To begin with, we must also acknowledge that even though major languages such as Nepali, Hindi, Bengali and English constitute a threat to the minority languages in the Indian subcontinent and the Himalayan Chain, these important languages also enable speakers of smaller languages to communicate beyond local levels. Knowing a major language is therefore of vital importance to many small, poor and rural communities, just as knowing English is essential to communicate internationally. Monolingualism therefore is not an option.

Instead we should promote a healthy bilingualism, which values both the mother tongue and a lingua franca, and as such does not necessarily lead to language loss. A healthy bilingualism should not only be promoted though education (at the primary level), but also at home given that people mistakenly think that children can learn to speak only one language well, whereas the opposite is actually true. Schools can develop a child’s usage of both languages (listen, speak, engage in folklore and literature) and raise its self-esteem. Classes for adults who never learned about their language can foster positive language attitudes, which are needed for passing on the language to one’s children. However, language-teaching programs require good learning materials (respecting of the world view of the indigenous people) and good mother tongue teachers. The state and the dominant cultures must also acknowledge and support the cultural and linguistic rights of minority groups, and introduce the minority languages in the public sphere and media. Article 30 of the Convention on the Rights of the Child, which was ratified by the Government of India, Nepal and Bhutan, states that no indigenous child should be denied the right to use his or her language and practise his or her culture. This article applies to any child and any language.
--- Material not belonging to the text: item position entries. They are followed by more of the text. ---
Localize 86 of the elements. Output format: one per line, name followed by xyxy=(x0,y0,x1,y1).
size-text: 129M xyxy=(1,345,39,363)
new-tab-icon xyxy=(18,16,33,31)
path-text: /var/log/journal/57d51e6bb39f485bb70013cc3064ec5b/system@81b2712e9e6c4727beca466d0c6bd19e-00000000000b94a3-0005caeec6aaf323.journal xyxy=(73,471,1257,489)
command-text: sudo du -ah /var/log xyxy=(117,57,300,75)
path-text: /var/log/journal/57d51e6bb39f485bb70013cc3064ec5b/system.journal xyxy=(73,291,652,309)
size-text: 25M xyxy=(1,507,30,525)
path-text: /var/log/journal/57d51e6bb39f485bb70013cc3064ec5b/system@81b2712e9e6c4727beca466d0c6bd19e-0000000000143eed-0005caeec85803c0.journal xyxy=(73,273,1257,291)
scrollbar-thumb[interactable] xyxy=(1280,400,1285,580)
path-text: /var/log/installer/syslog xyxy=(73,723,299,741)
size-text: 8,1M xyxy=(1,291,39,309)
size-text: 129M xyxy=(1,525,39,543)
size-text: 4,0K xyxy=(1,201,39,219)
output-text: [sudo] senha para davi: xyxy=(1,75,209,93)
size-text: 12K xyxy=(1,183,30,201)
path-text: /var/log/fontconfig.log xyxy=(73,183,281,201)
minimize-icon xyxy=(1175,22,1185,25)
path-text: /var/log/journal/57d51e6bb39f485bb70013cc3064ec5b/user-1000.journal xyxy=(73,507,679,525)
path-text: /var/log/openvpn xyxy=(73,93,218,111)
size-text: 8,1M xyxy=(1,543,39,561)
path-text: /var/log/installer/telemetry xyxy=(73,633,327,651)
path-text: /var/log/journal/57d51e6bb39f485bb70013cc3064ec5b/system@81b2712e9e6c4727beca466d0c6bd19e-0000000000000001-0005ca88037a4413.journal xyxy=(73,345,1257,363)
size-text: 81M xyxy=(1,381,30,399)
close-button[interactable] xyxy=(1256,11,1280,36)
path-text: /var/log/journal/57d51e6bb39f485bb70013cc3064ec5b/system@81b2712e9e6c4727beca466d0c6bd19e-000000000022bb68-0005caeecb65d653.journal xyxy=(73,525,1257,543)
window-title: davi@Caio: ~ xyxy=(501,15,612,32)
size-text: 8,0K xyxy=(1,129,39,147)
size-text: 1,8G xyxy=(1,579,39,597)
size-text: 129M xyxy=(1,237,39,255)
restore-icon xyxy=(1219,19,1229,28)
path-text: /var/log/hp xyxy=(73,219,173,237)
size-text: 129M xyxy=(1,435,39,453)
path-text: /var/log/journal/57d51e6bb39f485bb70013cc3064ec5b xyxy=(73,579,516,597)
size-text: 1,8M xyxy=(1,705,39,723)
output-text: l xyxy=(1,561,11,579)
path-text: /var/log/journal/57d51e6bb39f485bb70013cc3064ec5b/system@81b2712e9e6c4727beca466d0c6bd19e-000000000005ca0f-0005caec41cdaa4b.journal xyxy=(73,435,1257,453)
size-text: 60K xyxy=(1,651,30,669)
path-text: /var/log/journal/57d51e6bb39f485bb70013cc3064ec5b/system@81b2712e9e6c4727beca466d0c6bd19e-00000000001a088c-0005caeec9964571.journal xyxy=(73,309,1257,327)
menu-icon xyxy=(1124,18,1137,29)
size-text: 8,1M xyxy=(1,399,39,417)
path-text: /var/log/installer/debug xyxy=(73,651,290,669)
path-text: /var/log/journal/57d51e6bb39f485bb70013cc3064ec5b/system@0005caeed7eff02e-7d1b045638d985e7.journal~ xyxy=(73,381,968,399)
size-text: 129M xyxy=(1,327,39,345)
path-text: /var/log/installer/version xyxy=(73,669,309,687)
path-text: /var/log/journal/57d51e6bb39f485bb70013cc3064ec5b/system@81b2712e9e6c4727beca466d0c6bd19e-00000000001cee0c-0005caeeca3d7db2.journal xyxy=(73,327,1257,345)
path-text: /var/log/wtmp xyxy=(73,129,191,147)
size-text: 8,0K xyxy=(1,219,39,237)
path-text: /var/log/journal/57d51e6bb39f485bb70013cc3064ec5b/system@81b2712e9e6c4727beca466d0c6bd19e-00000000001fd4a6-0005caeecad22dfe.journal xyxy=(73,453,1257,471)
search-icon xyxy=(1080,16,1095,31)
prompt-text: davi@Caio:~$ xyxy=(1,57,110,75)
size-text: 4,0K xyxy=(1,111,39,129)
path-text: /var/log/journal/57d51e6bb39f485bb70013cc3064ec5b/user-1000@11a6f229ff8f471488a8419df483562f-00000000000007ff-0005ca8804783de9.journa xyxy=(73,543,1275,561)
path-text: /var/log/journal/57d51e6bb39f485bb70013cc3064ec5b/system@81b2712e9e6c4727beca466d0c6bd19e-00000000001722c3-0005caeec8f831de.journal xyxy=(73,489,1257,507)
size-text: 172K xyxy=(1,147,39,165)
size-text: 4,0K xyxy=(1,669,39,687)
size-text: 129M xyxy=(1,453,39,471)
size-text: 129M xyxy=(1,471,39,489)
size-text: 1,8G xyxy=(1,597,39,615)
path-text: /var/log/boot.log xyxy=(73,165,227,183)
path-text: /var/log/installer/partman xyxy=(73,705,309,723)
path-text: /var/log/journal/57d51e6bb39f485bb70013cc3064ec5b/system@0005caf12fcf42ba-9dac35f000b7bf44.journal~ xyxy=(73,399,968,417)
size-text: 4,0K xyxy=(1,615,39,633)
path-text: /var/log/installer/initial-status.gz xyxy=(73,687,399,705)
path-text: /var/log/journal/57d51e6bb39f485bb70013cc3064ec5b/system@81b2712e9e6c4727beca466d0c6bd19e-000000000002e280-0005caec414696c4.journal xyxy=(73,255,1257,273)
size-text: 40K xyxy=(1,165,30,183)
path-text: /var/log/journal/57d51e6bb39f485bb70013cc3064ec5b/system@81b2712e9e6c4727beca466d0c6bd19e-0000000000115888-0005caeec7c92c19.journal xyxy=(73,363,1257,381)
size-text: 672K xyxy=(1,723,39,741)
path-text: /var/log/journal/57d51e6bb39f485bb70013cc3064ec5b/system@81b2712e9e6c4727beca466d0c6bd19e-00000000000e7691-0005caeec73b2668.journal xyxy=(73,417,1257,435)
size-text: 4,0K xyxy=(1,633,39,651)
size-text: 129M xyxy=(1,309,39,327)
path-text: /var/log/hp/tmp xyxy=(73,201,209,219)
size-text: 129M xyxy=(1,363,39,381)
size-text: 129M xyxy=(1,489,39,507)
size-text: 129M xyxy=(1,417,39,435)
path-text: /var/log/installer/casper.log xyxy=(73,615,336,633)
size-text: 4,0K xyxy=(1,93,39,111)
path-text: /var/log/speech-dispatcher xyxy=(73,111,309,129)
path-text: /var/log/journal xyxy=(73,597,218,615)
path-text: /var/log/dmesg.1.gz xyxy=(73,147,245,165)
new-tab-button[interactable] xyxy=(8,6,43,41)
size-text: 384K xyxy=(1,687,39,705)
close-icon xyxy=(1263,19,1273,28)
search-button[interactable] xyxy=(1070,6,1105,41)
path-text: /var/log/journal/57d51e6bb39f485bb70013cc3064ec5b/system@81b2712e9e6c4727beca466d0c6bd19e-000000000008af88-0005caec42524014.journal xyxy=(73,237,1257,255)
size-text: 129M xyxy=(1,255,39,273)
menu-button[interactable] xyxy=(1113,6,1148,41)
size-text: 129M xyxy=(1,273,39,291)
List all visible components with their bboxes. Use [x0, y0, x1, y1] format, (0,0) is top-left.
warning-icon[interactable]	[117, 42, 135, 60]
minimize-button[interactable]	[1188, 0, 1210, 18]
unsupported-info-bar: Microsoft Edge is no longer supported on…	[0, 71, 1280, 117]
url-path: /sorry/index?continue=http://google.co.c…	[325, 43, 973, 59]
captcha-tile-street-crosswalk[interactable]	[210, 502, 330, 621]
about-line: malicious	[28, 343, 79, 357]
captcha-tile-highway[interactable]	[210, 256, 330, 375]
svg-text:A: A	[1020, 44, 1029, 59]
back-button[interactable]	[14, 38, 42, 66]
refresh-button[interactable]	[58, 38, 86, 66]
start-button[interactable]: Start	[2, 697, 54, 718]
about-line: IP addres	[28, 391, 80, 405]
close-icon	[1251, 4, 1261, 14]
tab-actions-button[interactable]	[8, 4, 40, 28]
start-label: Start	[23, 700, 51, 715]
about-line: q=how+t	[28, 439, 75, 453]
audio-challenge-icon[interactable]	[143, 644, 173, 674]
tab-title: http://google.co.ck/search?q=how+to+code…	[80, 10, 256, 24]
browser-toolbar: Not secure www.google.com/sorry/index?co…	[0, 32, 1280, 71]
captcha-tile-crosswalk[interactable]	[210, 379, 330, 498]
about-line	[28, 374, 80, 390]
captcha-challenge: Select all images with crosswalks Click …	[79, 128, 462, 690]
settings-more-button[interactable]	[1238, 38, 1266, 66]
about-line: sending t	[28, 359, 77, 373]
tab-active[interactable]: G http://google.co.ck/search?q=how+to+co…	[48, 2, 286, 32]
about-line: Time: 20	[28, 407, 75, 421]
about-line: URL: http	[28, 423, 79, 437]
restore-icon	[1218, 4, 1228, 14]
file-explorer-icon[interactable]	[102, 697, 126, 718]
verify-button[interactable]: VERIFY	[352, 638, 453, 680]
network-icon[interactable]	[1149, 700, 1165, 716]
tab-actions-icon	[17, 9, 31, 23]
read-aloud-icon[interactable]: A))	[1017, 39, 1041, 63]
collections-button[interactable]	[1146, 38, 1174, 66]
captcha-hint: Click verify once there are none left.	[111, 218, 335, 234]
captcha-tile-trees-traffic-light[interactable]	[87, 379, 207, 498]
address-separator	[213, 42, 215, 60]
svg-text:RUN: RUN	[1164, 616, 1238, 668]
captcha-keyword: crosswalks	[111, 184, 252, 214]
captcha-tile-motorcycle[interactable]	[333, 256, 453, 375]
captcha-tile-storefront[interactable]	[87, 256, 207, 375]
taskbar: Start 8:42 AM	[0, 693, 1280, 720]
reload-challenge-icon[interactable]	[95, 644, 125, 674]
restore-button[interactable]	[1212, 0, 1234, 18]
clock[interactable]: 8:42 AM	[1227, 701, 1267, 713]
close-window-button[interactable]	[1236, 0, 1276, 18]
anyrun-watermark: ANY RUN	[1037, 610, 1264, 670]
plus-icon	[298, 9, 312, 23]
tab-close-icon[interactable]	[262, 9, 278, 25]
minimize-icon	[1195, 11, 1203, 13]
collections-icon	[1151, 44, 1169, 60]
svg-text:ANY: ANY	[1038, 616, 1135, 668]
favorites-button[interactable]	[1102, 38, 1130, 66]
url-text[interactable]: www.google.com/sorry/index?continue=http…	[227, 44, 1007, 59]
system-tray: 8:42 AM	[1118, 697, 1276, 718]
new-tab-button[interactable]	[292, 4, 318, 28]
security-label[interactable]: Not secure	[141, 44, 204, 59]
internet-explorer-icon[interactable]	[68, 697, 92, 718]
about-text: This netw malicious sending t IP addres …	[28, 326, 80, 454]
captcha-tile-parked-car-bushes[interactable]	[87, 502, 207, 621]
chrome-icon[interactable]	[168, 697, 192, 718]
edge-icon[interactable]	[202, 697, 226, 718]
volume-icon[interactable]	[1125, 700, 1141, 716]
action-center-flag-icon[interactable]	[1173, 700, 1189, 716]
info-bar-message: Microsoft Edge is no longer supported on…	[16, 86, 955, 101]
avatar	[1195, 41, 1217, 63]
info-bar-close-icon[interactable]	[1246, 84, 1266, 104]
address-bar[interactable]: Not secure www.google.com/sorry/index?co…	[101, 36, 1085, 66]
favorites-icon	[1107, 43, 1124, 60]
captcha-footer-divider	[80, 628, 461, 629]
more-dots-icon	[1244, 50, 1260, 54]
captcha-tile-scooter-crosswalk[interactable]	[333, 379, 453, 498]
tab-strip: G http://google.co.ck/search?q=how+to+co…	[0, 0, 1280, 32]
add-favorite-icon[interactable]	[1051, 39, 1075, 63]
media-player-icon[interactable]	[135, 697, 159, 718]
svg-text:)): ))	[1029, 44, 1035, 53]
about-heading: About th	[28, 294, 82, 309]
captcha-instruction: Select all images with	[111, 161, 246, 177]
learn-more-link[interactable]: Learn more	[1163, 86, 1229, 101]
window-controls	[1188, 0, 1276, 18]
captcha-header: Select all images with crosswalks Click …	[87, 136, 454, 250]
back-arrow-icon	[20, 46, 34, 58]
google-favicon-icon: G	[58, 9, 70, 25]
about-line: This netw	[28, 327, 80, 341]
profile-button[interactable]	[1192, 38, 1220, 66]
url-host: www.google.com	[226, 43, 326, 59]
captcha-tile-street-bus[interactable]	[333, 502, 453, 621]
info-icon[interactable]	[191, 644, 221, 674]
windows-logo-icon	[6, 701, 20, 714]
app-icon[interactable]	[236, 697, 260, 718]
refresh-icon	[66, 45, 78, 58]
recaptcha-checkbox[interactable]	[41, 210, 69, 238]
The case of Lepcha of Sikkim clearly shows that official state support and education alone is not enough, and that only the community can save its own language by passing it on to their children. Linguists can play an important role in sparking renewed interest in a language and encourage people to preserve their language, as the members of the Himalayan Languages Project have regularly noticed. As such, linguistic research can not only provide documentation of endangered languages for the scholarly community, but also benefit the language communities. I would like to call upon the entire linguistic community, also those present here today, to start doing fieldwork immediately and assist in this much needed effort to preserve our world’s linguistic heritage.